One big reason the Ming stagnated was probably isolationism...The United States is hardly isolationist. But as a large country that is geographically isolated from most of the populated world, we need to be vigilant against turning inward...Survey after survey finds that Americans are geographically illiterate... 
Another likely reason for the Ming's decline was disrespect of science...America shows uncomfortable signs of treading this same path. Of course, there is the attempt by conservative groups to halt the teaching of evolution, climate science, and the Big Bang in public schools, but this is just the tip of the iceberg. Americans are turning away en masse from science, technology, and mathematics fields... 
America shows signs of falling into this trap. We tell ourselves robotically that we have "the best health-care system in the world," when in fact it underperforms most other rich countries. We gape and gawk when we first travel to Japan or Switzerland and find that all the trains run perfectly on time — not to mention the fact that there are trains in the first place. We ignore our sky-high infrastructure costs and grumble about potholed roads, never pausing to wonder why West Europe and East Asia don't have these problems. We tell ourselves that we're the "land of the free," ignoring the fact that in Japan you can drink a beer in the park without getting arrested. We say that anyone in America can get rich, ignoring the fact that economic mobility is lower here than in almost any other rich country. 
The fact is, America had an extraordinary run of success in the 20th century. We got used to thinking of our country as The Future, as No. 1, as the place where everything happens. But other countries have been racing to catch up with us, and in some ways they have already succeeded. We need to get out of our bubble and recognize the innovations other countries have achieved, and reform our institutions in order to keep up. Otherwise, we risk becoming a stagnant superpower. "Ming America" must be avoided at all costs.
You can read the whole thing here!

Note that the "collapse" headline was not chosen by me. I'm more worried about high-level stagnation and "golden age-ism" than collapse.


  1. Um, why should anyone care what country is "ahead"?

    1. Because countries should strive to become better - and comparing societies is a good way to see what to improve. To make a good comparison you need to know nuances and specifics, rather than just dismiss the rest as 'barbarians'.

      BTW Europe now has potholed roads thanks to 'Austerity'..

    2. America has had potholed roads for decades.

    3. Um, why should anyone care what country is "ahead"?

      For that matter, why should anyone care about anything??

    4. Ha ha, Noah. I am not saying no one should care about anything. I am saying, "Among things to care about, this is a very stupid one." I would submit that life can be much, much better in countries that aren't worried about whether they are "ahead" than in those that are, and that to the extent a country worries about being ahead, life will be worse for its citizens than it otherwise might be.

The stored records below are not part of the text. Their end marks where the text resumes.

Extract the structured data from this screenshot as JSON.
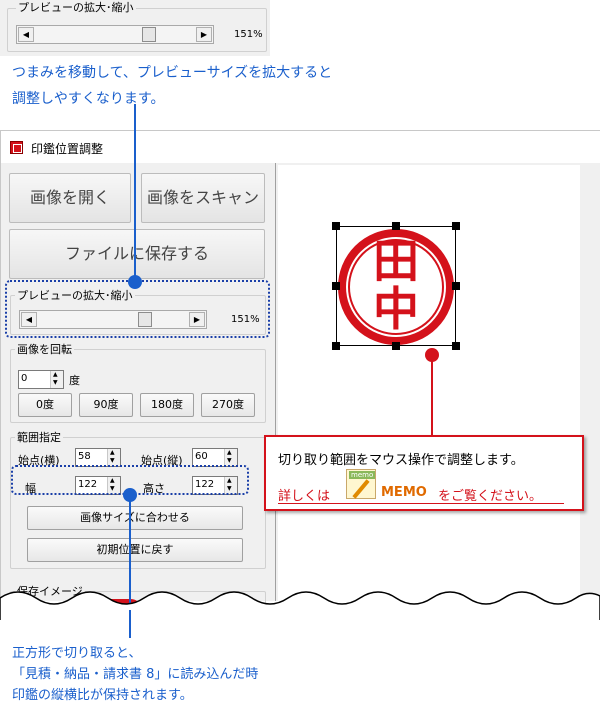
{
  "top_panel": {
    "legend": "プレビューの拡大･縮小",
    "zoom_value": "151%"
  },
  "callouts": {
    "top_line1": "つまみを移動して、プレビューサイズを拡大すると",
    "top_line2": "調整しやすくなります。",
    "right_line1": "切り取り範囲をマウス操作で調整します。",
    "right_prefix": "詳しくは",
    "memo_icon_text": "memo",
    "memo_label": "MEMO",
    "right_suffix": "をご覧ください。",
    "bottom_line1": "正方形で切り取ると、",
    "bottom_line2": "「見積・納品・請求書 8」に読み込んだ時",
    "bottom_line3": "印鑑の縦横比が保持されます。"
  },
  "window": {
    "title": "印鑑位置調整",
    "open_image": "画像を開く",
    "scan_image": "画像をスキャン",
    "save_file": "ファイルに保存する",
    "preview_zoom_legend": "プレビューの拡大･縮小",
    "preview_zoom_value": "151%",
    "rotate_legend": "画像を回転",
    "rotate_value": "0",
    "rotate_unit": "度",
    "rotate_buttons": [
      "0度",
      "90度",
      "180度",
      "270度"
    ],
    "range_legend": "範囲指定",
    "start_x_label": "始点(横)",
    "start_x_value": "58",
    "start_y_label": "始点(縦)",
    "start_y_value": "60",
    "width_label": "幅",
    "width_value": "122",
    "height_label": "高さ",
    "height_value": "122",
    "fit_button": "画像サイズに合わせる",
    "reset_button": "初期位置に戻す",
    "save_image_legend": "保存イメージ",
    "stamp_chars": [
      "田",
      "中"
    ]
  },
  "zoom_level": 0.72,
  "colors": {
    "callout_blue": "#1a5fcc",
    "stamp_red": "#d4121b",
    "memo_orange": "#e06a00"
  }
}
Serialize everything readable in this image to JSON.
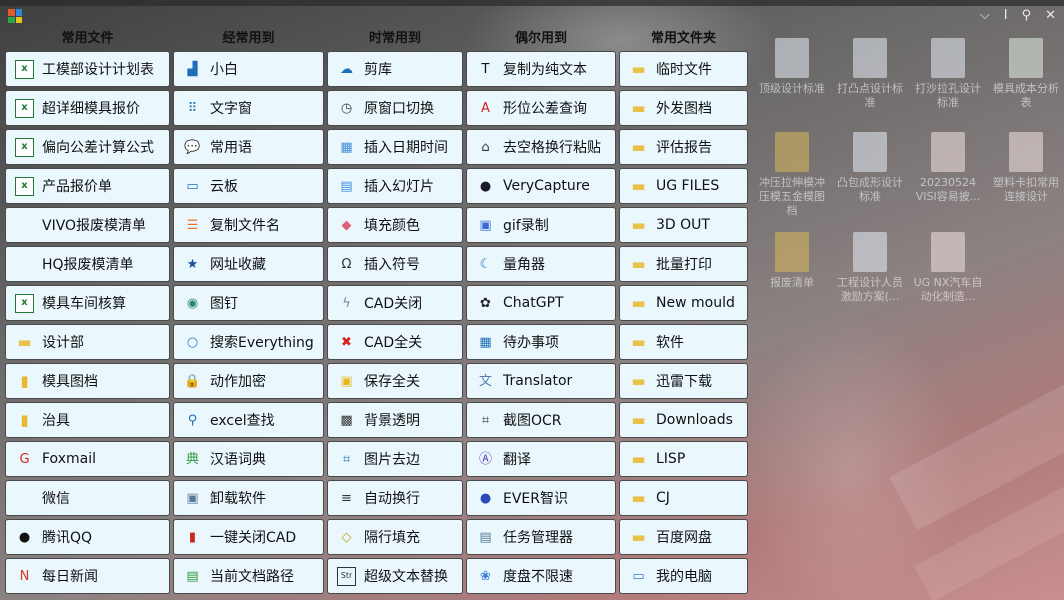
{
  "titlebar": {
    "controls": [
      "⌵",
      "Ⅰ",
      "⚲",
      "✕"
    ]
  },
  "columns": [
    {
      "header": "常用文件",
      "items": [
        {
          "label": "工模部设计计划表",
          "icon": "excel-file-icon",
          "glyph": "x",
          "color": "#1f7a3a"
        },
        {
          "label": "超详细模具报价",
          "icon": "excel-file-icon",
          "glyph": "x",
          "color": "#1f7a3a"
        },
        {
          "label": "偏向公差计算公式",
          "icon": "excel-file-icon",
          "glyph": "x",
          "color": "#1f7a3a"
        },
        {
          "label": "产品报价单",
          "icon": "excel-file-icon",
          "glyph": "x",
          "color": "#1f7a3a"
        },
        {
          "label": "VIVO报废模清单",
          "icon": "",
          "glyph": "",
          "color": ""
        },
        {
          "label": "HQ报废模清单",
          "icon": "",
          "glyph": "",
          "color": ""
        },
        {
          "label": "模具车间核算",
          "icon": "excel-file-icon",
          "glyph": "x",
          "color": "#1f7a3a"
        },
        {
          "label": "设计部",
          "icon": "folder-icon",
          "glyph": "▬",
          "color": "#e8c24a"
        },
        {
          "label": "模具图档",
          "icon": "folder-icon",
          "glyph": "▮",
          "color": "#e8b830"
        },
        {
          "label": "治具",
          "icon": "folder-icon",
          "glyph": "▮",
          "color": "#e8b830"
        },
        {
          "label": "Foxmail",
          "icon": "foxmail-icon",
          "glyph": "G",
          "color": "#d3231e"
        },
        {
          "label": "微信",
          "icon": "",
          "glyph": "",
          "color": ""
        },
        {
          "label": "腾讯QQ",
          "icon": "qq-penguin-icon",
          "glyph": "●",
          "color": "#111111"
        },
        {
          "label": "每日新闻",
          "icon": "news-icon",
          "glyph": "N",
          "color": "#d8342a"
        }
      ]
    },
    {
      "header": "经常用到",
      "items": [
        {
          "label": "小白",
          "icon": "puppy-icon",
          "glyph": "▟",
          "color": "#1d6fb8"
        },
        {
          "label": "文字窗",
          "icon": "grid-dots-icon",
          "glyph": "⠿",
          "color": "#1d6fb8"
        },
        {
          "label": "常用语",
          "icon": "chat-bubble-icon",
          "glyph": "💬",
          "color": "#444444"
        },
        {
          "label": "云板",
          "icon": "laptop-icon",
          "glyph": "▭",
          "color": "#1d6fb8"
        },
        {
          "label": "复制文件名",
          "icon": "document-list-icon",
          "glyph": "☰",
          "color": "#e8722a"
        },
        {
          "label": "网址收藏",
          "icon": "bookmark-star-icon",
          "glyph": "★",
          "color": "#1d4f9a"
        },
        {
          "label": "图钉",
          "icon": "globe-icon",
          "glyph": "◉",
          "color": "#2a8a6a"
        },
        {
          "label": "搜索Everything",
          "icon": "search-icon",
          "glyph": "○",
          "color": "#2a7ac8"
        },
        {
          "label": "动作加密",
          "icon": "lock-icon",
          "glyph": "🔒",
          "color": "#222222"
        },
        {
          "label": "excel查找",
          "icon": "magnifier-icon",
          "glyph": "⚲",
          "color": "#1d6fb8"
        },
        {
          "label": "汉语词典",
          "icon": "dictionary-icon",
          "glyph": "典",
          "color": "#2a9a3a"
        },
        {
          "label": "卸载软件",
          "icon": "uninstall-icon",
          "glyph": "▣",
          "color": "#5a7a9a"
        },
        {
          "label": "一键关闭CAD",
          "icon": "close-cad-icon",
          "glyph": "▮",
          "color": "#c8281e"
        },
        {
          "label": "当前文档路径",
          "icon": "document-search-icon",
          "glyph": "▤",
          "color": "#2a9a3a"
        }
      ]
    },
    {
      "header": "时常用到",
      "items": [
        {
          "label": "剪库",
          "icon": "cloud-drive-icon",
          "glyph": "☁",
          "color": "#1d6fb8"
        },
        {
          "label": "原窗口切换",
          "icon": "clock-icon",
          "glyph": "◷",
          "color": "#444444"
        },
        {
          "label": "插入日期时间",
          "icon": "calendar-icon",
          "glyph": "▦",
          "color": "#3a8ad8"
        },
        {
          "label": "插入幻灯片",
          "icon": "slide-icon",
          "glyph": "▤",
          "color": "#3a8ad8"
        },
        {
          "label": "填充颜色",
          "icon": "paint-bucket-icon",
          "glyph": "◆",
          "color": "#e0607a"
        },
        {
          "label": "插入符号",
          "icon": "omega-symbol-icon",
          "glyph": "Ω",
          "color": "#333333"
        },
        {
          "label": "CAD关闭",
          "icon": "lightning-icon",
          "glyph": "ϟ",
          "color": "#7a8aa8"
        },
        {
          "label": "CAD全关",
          "icon": "close-all-icon",
          "glyph": "✖",
          "color": "#d3231e"
        },
        {
          "label": "保存全关",
          "icon": "save-close-icon",
          "glyph": "▣",
          "color": "#e8b820"
        },
        {
          "label": "背景透明",
          "icon": "checkerboard-icon",
          "glyph": "▩",
          "color": "#333333"
        },
        {
          "label": "图片去边",
          "icon": "crop-icon",
          "glyph": "⌗",
          "color": "#1d6fb8"
        },
        {
          "label": "自动换行",
          "icon": "wrap-text-icon",
          "glyph": "≡",
          "color": "#333333"
        },
        {
          "label": "隔行填充",
          "icon": "fill-rows-icon",
          "glyph": "◇",
          "color": "#caa020"
        },
        {
          "label": "超级文本替换",
          "icon": "str-replace-icon",
          "glyph": "Str",
          "color": "#333333"
        }
      ]
    },
    {
      "header": "偶尔用到",
      "items": [
        {
          "label": "复制为纯文本",
          "icon": "plain-text-icon",
          "glyph": "T",
          "color": "#111111"
        },
        {
          "label": "形位公差查询",
          "icon": "tolerance-a-icon",
          "glyph": "A",
          "color": "#d3231e"
        },
        {
          "label": "去空格换行粘贴",
          "icon": "paste-format-icon",
          "glyph": "⌂",
          "color": "#333333"
        },
        {
          "label": "VeryCapture",
          "icon": "panda-icon",
          "glyph": "●",
          "color": "#1a1a2a"
        },
        {
          "label": "gif录制",
          "icon": "gif-record-icon",
          "glyph": "▣",
          "color": "#3a6ad8"
        },
        {
          "label": "量角器",
          "icon": "moon-protractor-icon",
          "glyph": "☾",
          "color": "#1d6fb8"
        },
        {
          "label": "ChatGPT",
          "icon": "chatgpt-icon",
          "glyph": "✿",
          "color": "#222222"
        },
        {
          "label": "待办事项",
          "icon": "calendar-todo-icon",
          "glyph": "▦",
          "color": "#1d6fb8"
        },
        {
          "label": "Translator",
          "icon": "translator-icon",
          "glyph": "文",
          "color": "#5a7ab8"
        },
        {
          "label": "截图OCR",
          "icon": "ocr-scan-icon",
          "glyph": "⌗",
          "color": "#333333"
        },
        {
          "label": "翻译",
          "icon": "translate-a-icon",
          "glyph": "Ⓐ",
          "color": "#5a3ab8"
        },
        {
          "label": "EVER智识",
          "icon": "ever-icon",
          "glyph": "●",
          "color": "#2a4ab8"
        },
        {
          "label": "任务管理器",
          "icon": "task-manager-icon",
          "glyph": "▤",
          "color": "#5a7a9a"
        },
        {
          "label": "度盘不限速",
          "icon": "cloud-speed-icon",
          "glyph": "❀",
          "color": "#3a7ad8"
        }
      ]
    },
    {
      "header": "常用文件夹",
      "items": [
        {
          "label": "临时文件",
          "icon": "folder-icon",
          "glyph": "▬",
          "color": "#e8c24a"
        },
        {
          "label": "外发图档",
          "icon": "folder-icon",
          "glyph": "▬",
          "color": "#e8c24a"
        },
        {
          "label": "评估报告",
          "icon": "folder-icon",
          "glyph": "▬",
          "color": "#e8c24a"
        },
        {
          "label": "UG FILES",
          "icon": "folder-icon",
          "glyph": "▬",
          "color": "#e8c24a"
        },
        {
          "label": "3D OUT",
          "icon": "folder-icon",
          "glyph": "▬",
          "color": "#e8c24a"
        },
        {
          "label": "批量打印",
          "icon": "folder-icon",
          "glyph": "▬",
          "color": "#e8c24a"
        },
        {
          "label": "New mould",
          "icon": "folder-icon",
          "glyph": "▬",
          "color": "#e8c24a"
        },
        {
          "label": "软件",
          "icon": "folder-icon",
          "glyph": "▬",
          "color": "#e8c24a"
        },
        {
          "label": "迅雷下载",
          "icon": "folder-icon",
          "glyph": "▬",
          "color": "#e8c24a"
        },
        {
          "label": "Downloads",
          "icon": "folder-icon",
          "glyph": "▬",
          "color": "#e8c24a"
        },
        {
          "label": "LISP",
          "icon": "folder-icon",
          "glyph": "▬",
          "color": "#e8c24a"
        },
        {
          "label": "CJ",
          "icon": "folder-icon",
          "glyph": "▬",
          "color": "#e8c24a"
        },
        {
          "label": "百度网盘",
          "icon": "folder-icon",
          "glyph": "▬",
          "color": "#e8c24a"
        },
        {
          "label": "我的电脑",
          "icon": "computer-icon",
          "glyph": "▭",
          "color": "#3a7ac8"
        }
      ]
    }
  ],
  "desktop_icons": [
    {
      "label": "顶级设计标准",
      "kind": "word-doc-icon"
    },
    {
      "label": "打凸点设计标准",
      "kind": "word-doc-icon"
    },
    {
      "label": "打沙拉孔设计标准",
      "kind": "word-doc-icon"
    },
    {
      "label": "模具成本分析表",
      "kind": "excel-doc-icon"
    },
    {
      "label": "冲压拉伸模冲压模五金模图档",
      "kind": "folder-doc-icon"
    },
    {
      "label": "凸包成形设计标准",
      "kind": "word-doc-icon"
    },
    {
      "label": "20230524 VISI容易披...",
      "kind": "pdf-doc-icon"
    },
    {
      "label": "塑料卡扣常用连接设计",
      "kind": "pdf-doc-icon"
    },
    {
      "label": "报废清单",
      "kind": "folder-doc-icon"
    },
    {
      "label": "工程设计人员激励方案(...",
      "kind": "word-doc-icon"
    },
    {
      "label": "UG NX汽车自动化制造...",
      "kind": "pdf-doc-icon"
    }
  ]
}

    5. @Dimitar: "Because countries should strive to become better - and comparing societies is a good way to see what to improve."

      Well, Bhutan is measuring a "happiness index" for its people: if that is the sort of thing we strive to improve, great. But being "ahead" in the sense that America was "ahead" in the 20th-century strikes me as about as sensible as a nation striving to be ahead in picking Super Bowl winners.

    6. @Gene: If the impulse is "to be better than," you're probably reaching for "than we used to be." Right on. Lotsem go for the low hanging fruit.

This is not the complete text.